ACE expression and activity were determined in the lung immune cell compartment of irradiated adult rats after either high dose fractionated radiation therapy to the right lung (5 fractions × 9 Gy) or a single dose of 13.5 Gy partial body irradiation. Mitigation of radiation-induced pneumonitis with the ACE-inhibitor lisinopril was evaluated in the 13.5 Gy rat partial body irradiation model. During pneumonitis, we characterized inflammation and immune cell content in the lungs and bronchoalveolar lavage fluid. In vitro mechanistic studies were performed using primary human monocytes and the human monocytic THP-1 cell line.
In both the partial body irradiation and fractionated radiation therapy models, radiation increased ACE activity in lung immune cells. Treatment with lisinopril improved survival during radiation pneumonitis (P = .0004). Lisinopril abrogated radiation-induced increases in bronchoalveolar lavage fluid monocyte chemoattractant protein 1 (chemokine ligand 2) and MIP-1a cytokine levels (P < .0001). Treatment with lisinopril reduced both ACE expression (P = .006) and frequency of CD45+ CD11b+ lung myeloid cells (P = .004). In vitro, radiation injury acutely increased ACE activity (P = .045) and reactive oxygen species (ROS) generation (P = .004) in human monocytes, whereas treatment with lisinopril blocked radiation-induced increases in both ACE and ROS. Radiation-induced ROS generation was blocked by pharmacologic inhibition of either NADPH oxidase 2 (P = .012) or the type 1 angiotensin receptor (P = .013).

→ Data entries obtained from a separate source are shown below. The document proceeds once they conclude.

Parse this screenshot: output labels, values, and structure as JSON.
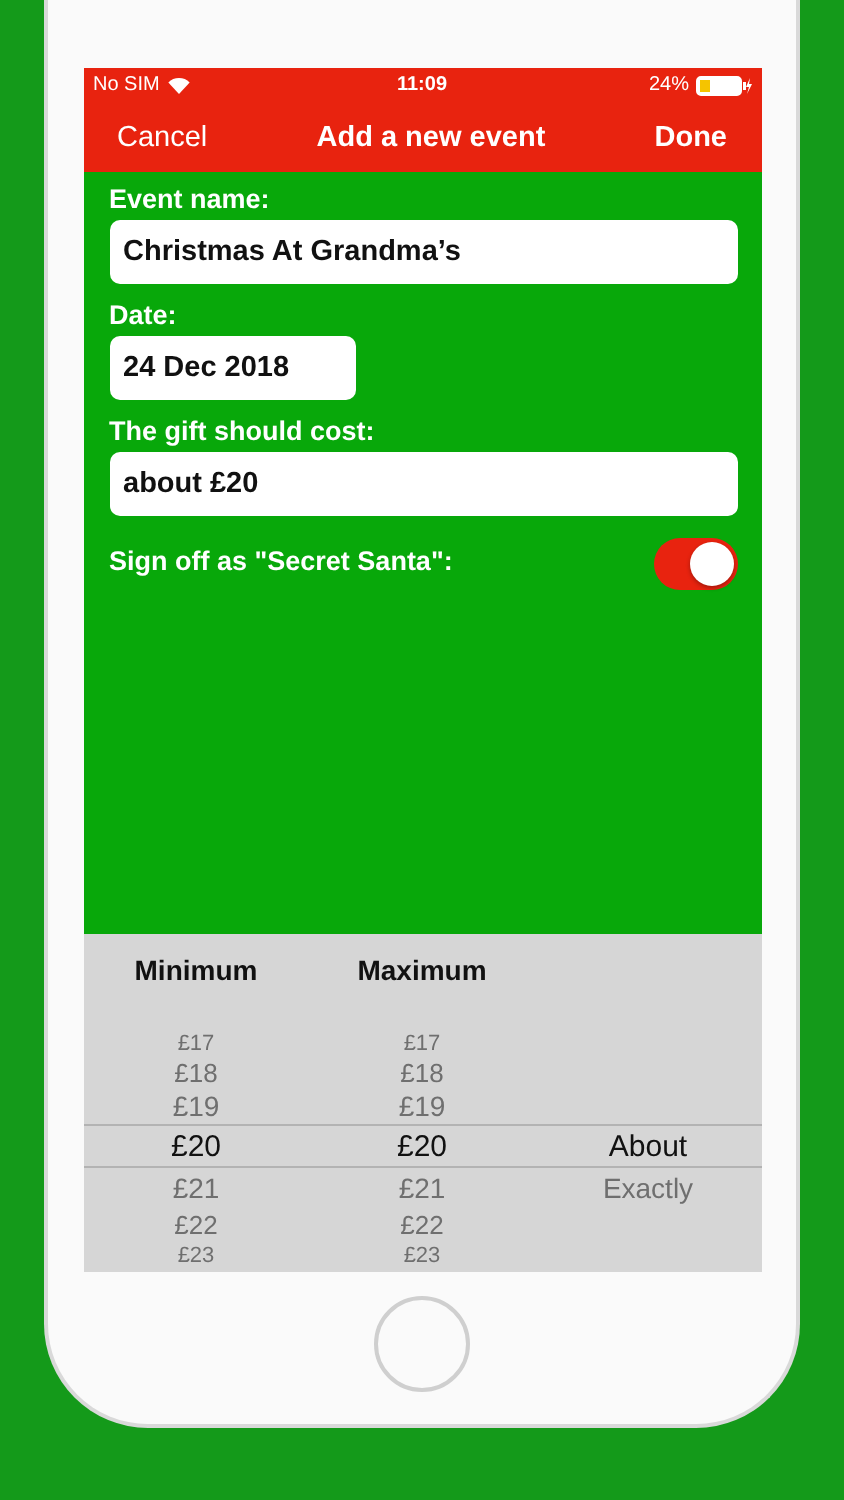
{
  "status_bar": {
    "carrier": "No SIM",
    "time": "11:09",
    "battery": "24%"
  },
  "nav_bar": {
    "cancel": "Cancel",
    "title": "Add a new event",
    "done": "Done"
  },
  "form": {
    "fields": [
      {
        "label": "Event name:",
        "value": "Christmas At Grandma’s",
        "kind": "text"
      },
      {
        "label": "Date:",
        "value": "24 Dec 2018",
        "kind": "date"
      },
      {
        "label": "The gift should cost:",
        "value": "about £20",
        "kind": "text"
      }
    ],
    "toggle": {
      "label": "Sign off as \"Secret Santa\":",
      "on": true
    }
  },
  "picker": {
    "columns": [
      {
        "header": "Minimum",
        "items": [
          {
            "text": "£17",
            "selected": false
          },
          {
            "text": "£18",
            "selected": false
          },
          {
            "text": "£19",
            "selected": false
          },
          {
            "text": "£20",
            "selected": true
          },
          {
            "text": "£21",
            "selected": false
          },
          {
            "text": "£22",
            "selected": false
          },
          {
            "text": "£23",
            "selected": false
          }
        ]
      },
      {
        "header": "Maximum",
        "items": [
          {
            "text": "£17",
            "selected": false
          },
          {
            "text": "£18",
            "selected": false
          },
          {
            "text": "£19",
            "selected": false
          },
          {
            "text": "£20",
            "selected": true
          },
          {
            "text": "£21",
            "selected": false
          },
          {
            "text": "£22",
            "selected": false
          },
          {
            "text": "£23",
            "selected": false
          }
        ]
      },
      {
        "items": [
          {
            "text": "About",
            "selected": true
          },
          {
            "text": "Exactly",
            "selected": false
          }
        ]
      }
    ]
  }
}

These data demonstrate radiation-induced ACE activation within the immune compartment promotes the pathogenesis of radiation pneumonitis, while ACE inhibition suppresses activation of proinflammatory immune cell subsets. Mechanistically, our in vitro data demonstrate radiation directly activates the ACE/type 1 angiotensin receptor pathway in immune cells and promotes generation of ROS via NADPH oxidase 2.